The 1995 “Pride and Prejudice” adaptation took Firth, then in his mid-30s, from his place as a nationally known British actor bouncing around the stage and BBC and turned him into an international icon.
Firth was not a fan of the ensuing fuss. “It honestly doesn’t mean anything to me,” he told the U.K.’s the Independent in 2000. The next year he told the Daily Mail that for six years, no matter what he was doing, he hadn’t been mentioned in a single headline that didn’t make some pun on the Mr. Darcy name.
Things got even weirder last year when a 12-foot statue of Mr. Darcy modeled on Firth was built and underwent a tour of Britain.
Despite the monument, Firth’s feelings about Darcy hadn’t faded in time. “I’ve spent years trying to figure out why Mr. Darcy’s fully clothed swim in his breeches and shirt caused such a sensation,” Firth said in August.
Firth had smaller roles in best picture winners “Shakespeare in Love” and “The English Patient” following “Pride and Prejudice.” But it was trying to spite Mr. Darcy’s legacy that gave him his second career spike, playing Mark Darcy - a character his portrayal of Mr. Darcy inspired - in the film adaptation of “Bridget Jones’s Diary.”

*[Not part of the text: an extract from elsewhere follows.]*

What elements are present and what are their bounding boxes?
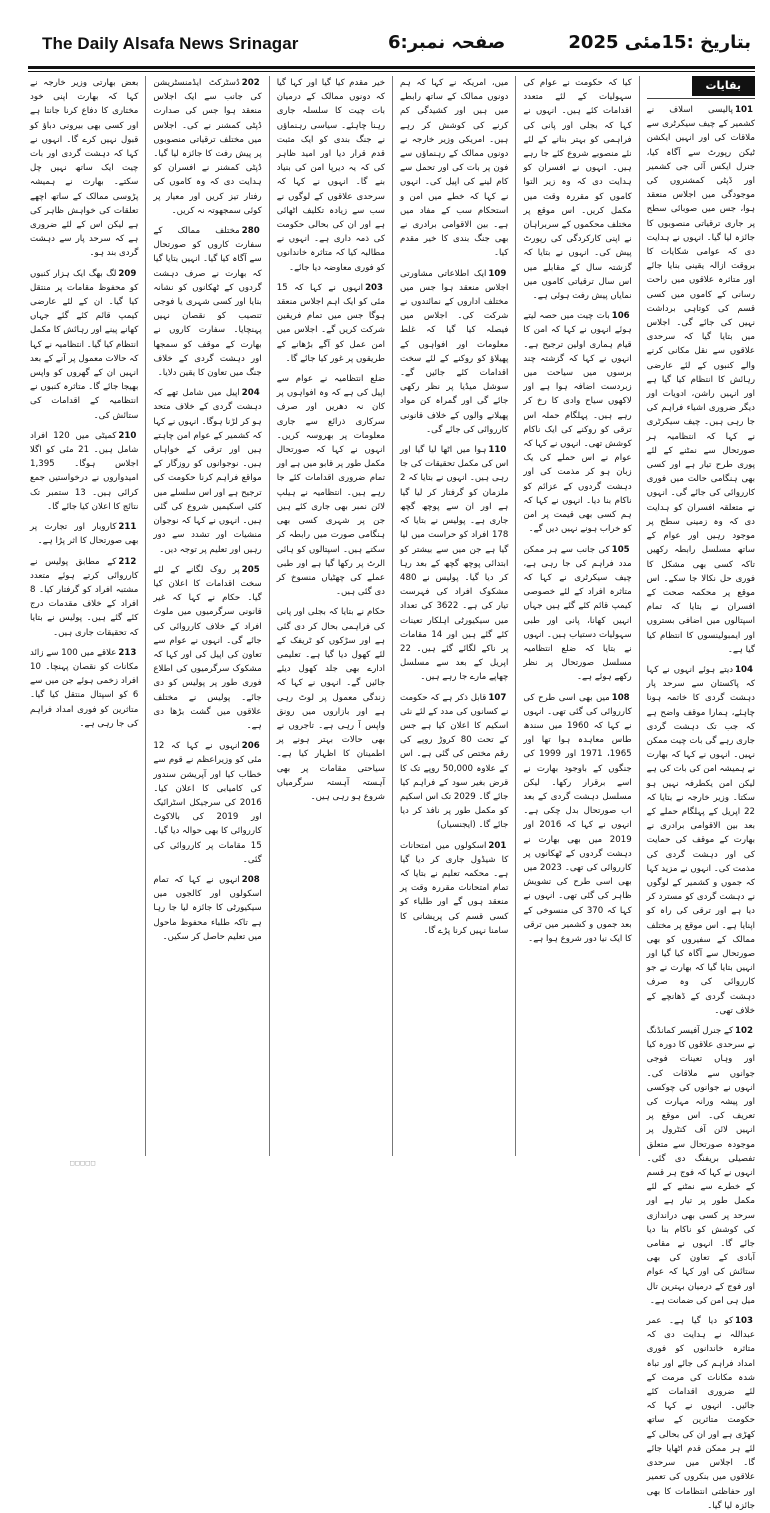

“I hoped to ridicule and liberate myself once and for all from the character,” Firth told Vanity Fair.
Whether he has done so is up for debate. Firth still chooses his films like a man keeping people guessing; mainstream musical in “Mamma Mia,” children’s fare with “Nanny McPhee” and tween hits like “What a Girl Wants” all mixed in with period films and more serious drama.
Many of Firth’s moves have looked smart on paper but crashed spectacularly. He paired with Uma Thurman in the 2009 romantic comedy “The Accidental Husband,” but it was never released in America. International movie reviewers weren’t excited about it, either. British critics bagged it as “insufferable” and “ludicrous.”
“Gambit” put Firth alongside Cameron Diaz in 2012 in a crime caper written by the Coen Brothers, but the movie was released in only one theater in America. The New York Times declared it to have “all the fizz of flat soda.”
His portrayal of a depressed, gay college professor in “A Single Man” saw him nominated for best actor in 2009, and he went that one better and won the next year for his portrayal of King George in “The King’s Speech” before starring in “Tinker Tailor Soldier Spy” in 2011, which was Oscar-nominated as well.
It hasn’t always been pretty, but when you look at a run like that, you have to accept that there’s some definite genius among the Good, the Bad and the Firth.